実は中国共産党は十月一日のパレードの前に、あるヒソヒソ話を朝日新聞をはじめ日本のオールドメディアにリーグした。
それは「パレードの通り路の下の地下でね、地下鉄の線路、駅、地下街のすべてを超重量に耐えるように改修する工事をやったんだよ」という囁きだった。
核爆弾は重い。それを実弾装填しているミサイルを行進させるんだというアピールである。
この十月一日をもって、アメリヵは中国との共存を断念したと言ってもいい。
わたしが不肖なりに培ってきた人脈のアメリカ軍、アメリカ政府の高官たちは考えがさまざまだ。それがアメリカ合州国である。ところが「十月一日が分かれ道になった」という認識はぴたり、みな一致した。
すなわち中国が経済覇権をアメリカと共有することを、今や合州国は許さない。特にサイバーやハイテクノロジーの分野では、決して許さない。経済成長とハイテク覇権を許せば、安全保障の脅威としてのチャイナをさらに強大な脅威にするからだ。
アメリカ製の産品は、もはや世界でろくに売れない。車をはじめアメリカの産品を大量に買ってくれるのは中国ぐらいだ。中国では独裁者が指示すれば、国も企業も民も、アメリカ製を買い続ける。アメリカ経済はそれを頼みとしていた。だから中国共産党はトランプ大統領の攻撃もアメリカそのものも甘く見ている。
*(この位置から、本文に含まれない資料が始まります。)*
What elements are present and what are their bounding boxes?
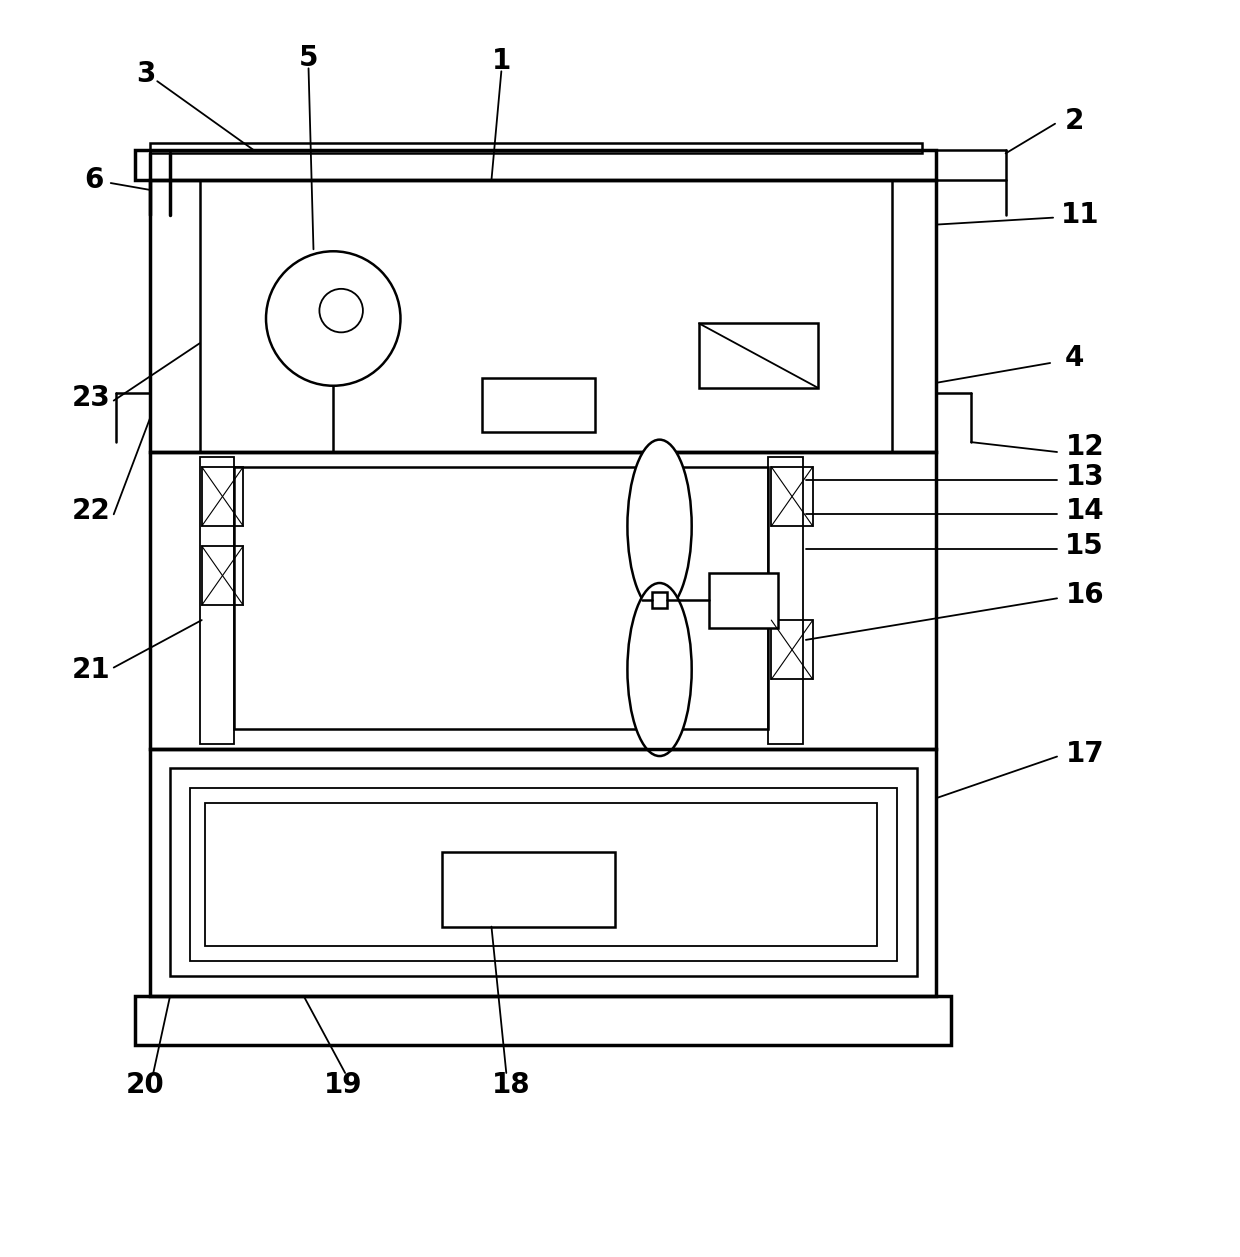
Text: 19: 19 <box>324 1071 362 1099</box>
Bar <box>202 546 243 606</box>
Text: 1: 1 <box>492 48 511 75</box>
Text: 14: 14 <box>1065 498 1104 525</box>
Text: 22: 22 <box>72 498 110 525</box>
Ellipse shape <box>627 583 692 755</box>
Bar <box>200 458 234 744</box>
Text: 3: 3 <box>135 60 155 88</box>
Bar <box>652 592 667 608</box>
Bar <box>170 768 916 977</box>
Bar <box>135 996 951 1046</box>
Bar <box>441 852 615 926</box>
Bar <box>190 788 897 962</box>
Text: 4: 4 <box>1065 344 1085 372</box>
Bar <box>771 620 812 680</box>
Text: 5: 5 <box>299 44 319 73</box>
Text: 6: 6 <box>84 166 104 194</box>
Text: 2: 2 <box>1065 107 1085 134</box>
Text: 17: 17 <box>1065 739 1104 768</box>
Bar <box>481 378 595 432</box>
Bar <box>699 323 817 387</box>
Text: 18: 18 <box>492 1071 531 1099</box>
Bar <box>150 749 936 996</box>
Bar <box>709 573 779 628</box>
Bar <box>771 466 812 527</box>
Text: 12: 12 <box>1065 434 1104 461</box>
Text: 21: 21 <box>72 656 110 684</box>
Bar <box>202 466 243 527</box>
Text: 20: 20 <box>126 1071 165 1099</box>
Text: 16: 16 <box>1065 582 1104 610</box>
Text: 23: 23 <box>72 383 110 411</box>
Text: 11: 11 <box>1060 201 1099 229</box>
Bar <box>150 143 921 153</box>
Bar <box>769 458 804 744</box>
Bar <box>150 180 936 453</box>
Text: 15: 15 <box>1065 532 1104 559</box>
Bar <box>234 466 769 729</box>
Bar <box>135 151 936 180</box>
Bar <box>150 453 936 749</box>
Ellipse shape <box>627 440 692 612</box>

しかしアメリカは、中国共産党の支配下にあるチャイナとの共存を国策として断念する、つまり大統領が誰であれ諦めつつある。
事実、中国の利益のためにワシントンDCで長年、動いている老練なアメリカ人ロビイストはわたしに「ウォーレン女史の方がトランプよりさらに嫌だね」と言った。
トランプ大統領は来年十一月に迫り来る大統領選で苦戦中だ。六月に大阪で開かれたG20に合わせて大挙、日本にやってきた米国のインテリジェンス関係者はほぽ一致して「中国がアメリカの穀物を買わなくなって農民票が大規模なトランプ離れを起こしている。特にスウィングステート(共和、民主いずれの支持か、大統領選ごとに揺れる州)で顕著だ」という認識を示していた。
だからトランプさんは負けるかも知れないし、負けないために中国と一時的な、かつ一部の妥協は必ずやるだろう。すでにそれが始まっている。トランプ大統領は中国がアメリカ産農産物を再び大量購入することに同意したと述べて、中国を懲らしめるための関税引き上げを延期すると公表した。
しかし、中長期的には米中は非妥協的に対峙する。
<引用終り>
アメリヵは中国との共存を断念した この一言はとてつもなく重い意味を持つのではないか。
例えトランプが選挙に負けても、次の大統領にもこの政策は引き継がれる。そう云う事だと思う。難しい時代に入ったことは間違いない。
そしてこの中国の脅威はアメリカに対してだけではない。日本はもっとこの脅威にさらされていることを忘れてはいけない。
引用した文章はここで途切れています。